C.S. Lewis
2 July 1949Thanks for your most kind and comforting letter—like a touch of a friend’s hand in a dark place. For it is much darker than I feared. W’s trouble is to be called ‘nervous insomnia’ in speaking to Janie and others; but in reality (this for your private ear) it is Drink. This bout started about ten days ago. Last Sunday the doctor and I begged him to go into a nursing home (that has always effectively ended previous bouts) and he refused. Yesterday we succeeded in getting him in; but alas, too late. The nursing home has announced this morning that he is out of control and they refuse to keep him. Today a mental specialist is to see him and he will be transferred, I hope for a short stay, to what is called a hospital but is really an asylum. Naturally there is no question of a later Irish jaunt for me this year. A few odd days here and there in England is the best I can hope for.

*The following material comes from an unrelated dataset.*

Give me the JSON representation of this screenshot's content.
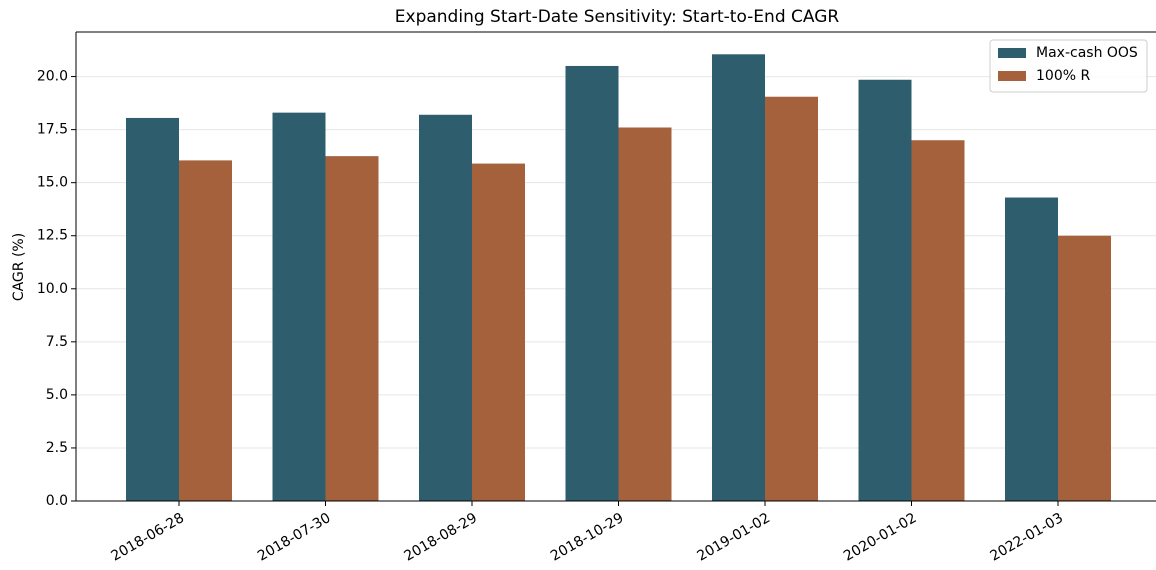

Don’t imagine I doubt for a moment that what God sends us must be sent in love and will all be for the best if we have grace to use it so. My mind doesn’t waver on this point; my feelings sometimes do. That’s why it does me good to hear what I believe repeated in your voice—it being the rule of the universe that others can do for us what we cannot do for ourselves and one can paddle every canoe except one’s own. That is why Christ’s suffering for us is not a mere theological dodge but the supreme case of the law that governs the whole world; and when they mocked him by saying, ‘He saved others, himself he cannot save,’ they were really uttering, little as they knew it, the ultimate law of the spiritual world.